I’m so pleased that you get such a positive response the majority of the time to your little girl.
Becky explains I’m a content single mum of one, and a friend of mine who has a partner, child, dog, mortgage, a car each etc regularly makes references to single mums eg her partner is self employed and works long hours and she makes statements such as “I feel like a single mother!” if he can’t attend a birthday party or parents evening. Sometimes feels as though she’s looking down on us single mothers. However, I mostly get positive comments for being a single mum who juggles work, parenting and living with type 1 diabetes.
Ally writes single working mum. Never had anyone disrespect my situation and only positive reactions thankfully. Hard going, but very rewarding.
Beth told me ‘I fell pregnant at 16. Had negative comments such as a ‘friend’ telling me to abort and baby’s dad literally begging me to abort & his friends calling me selfish because I didn’t want to abort my baby.
I was then a single working parent for a year and a bit until i met my current partner who I’ve been with for 5+ years.
I did have one bad comment off someone when i was a single parent.

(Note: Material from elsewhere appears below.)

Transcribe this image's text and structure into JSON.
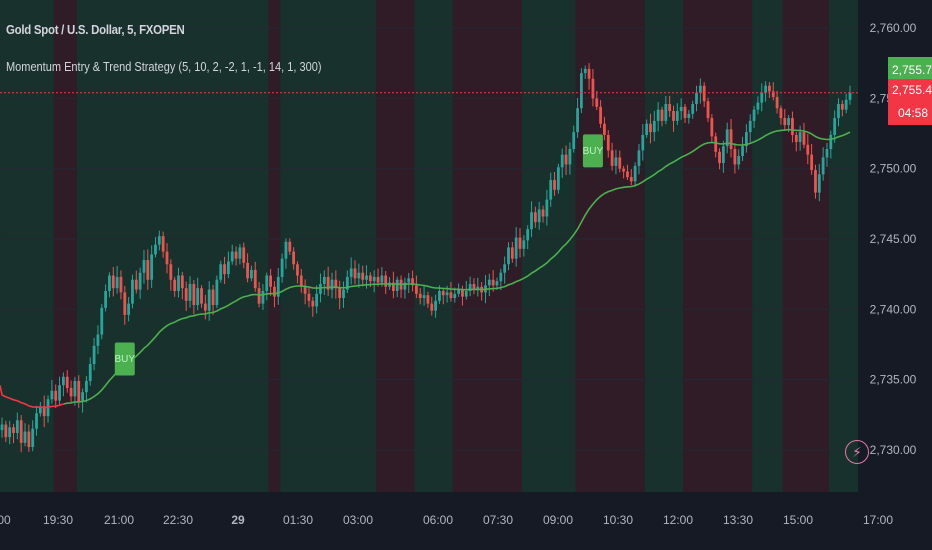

I was on benefits for 5 months. I started looking for a job when Mia was 3 weeks old. Careers wales appointment every week and got a job at 5 months on. Dad of baby didn’t get involved until 5 or so months down the line’
Sophia sent me this
“I’ve always had odd looks and disapproving comments about my appearance; being heavily tattooed and pierced, it’s easy to drawn people’s attention, so I knew to expect much of the same when I had my daughter. Ironically, my fears were that my midwife, health visitor or hospital staff would make harsh judgements on my character based on my appearance, but to the contrary, everyone was exceptionally welcoming and if anything, very curious and interested in my appearance.
It’s when out and about, shopping in my local town, that I find the comments start. I’ve had looks of disgust, as people look me up and down, I’ve had elderly comments ‘tut’ at me as I push my daughter, Willow, around town in her pushchair, commenting on how inappropriate it is for a mother to have tattoos. I’ve had people ask me if I regretted my tattoos, now that I have a baby – complete strangers in the street asking if I think it was a wrong decision now I have the responsibilities of being a parent.
My tattoos and piercings don’t affect my ability to be the best mother I can be, and I know some amazing mothers who are as colourful and interesting to look at as I am. I hope that when my daughter is a mother herself, these unnecessary ideas of what a parent should look like will have changed, with society being more accepting.’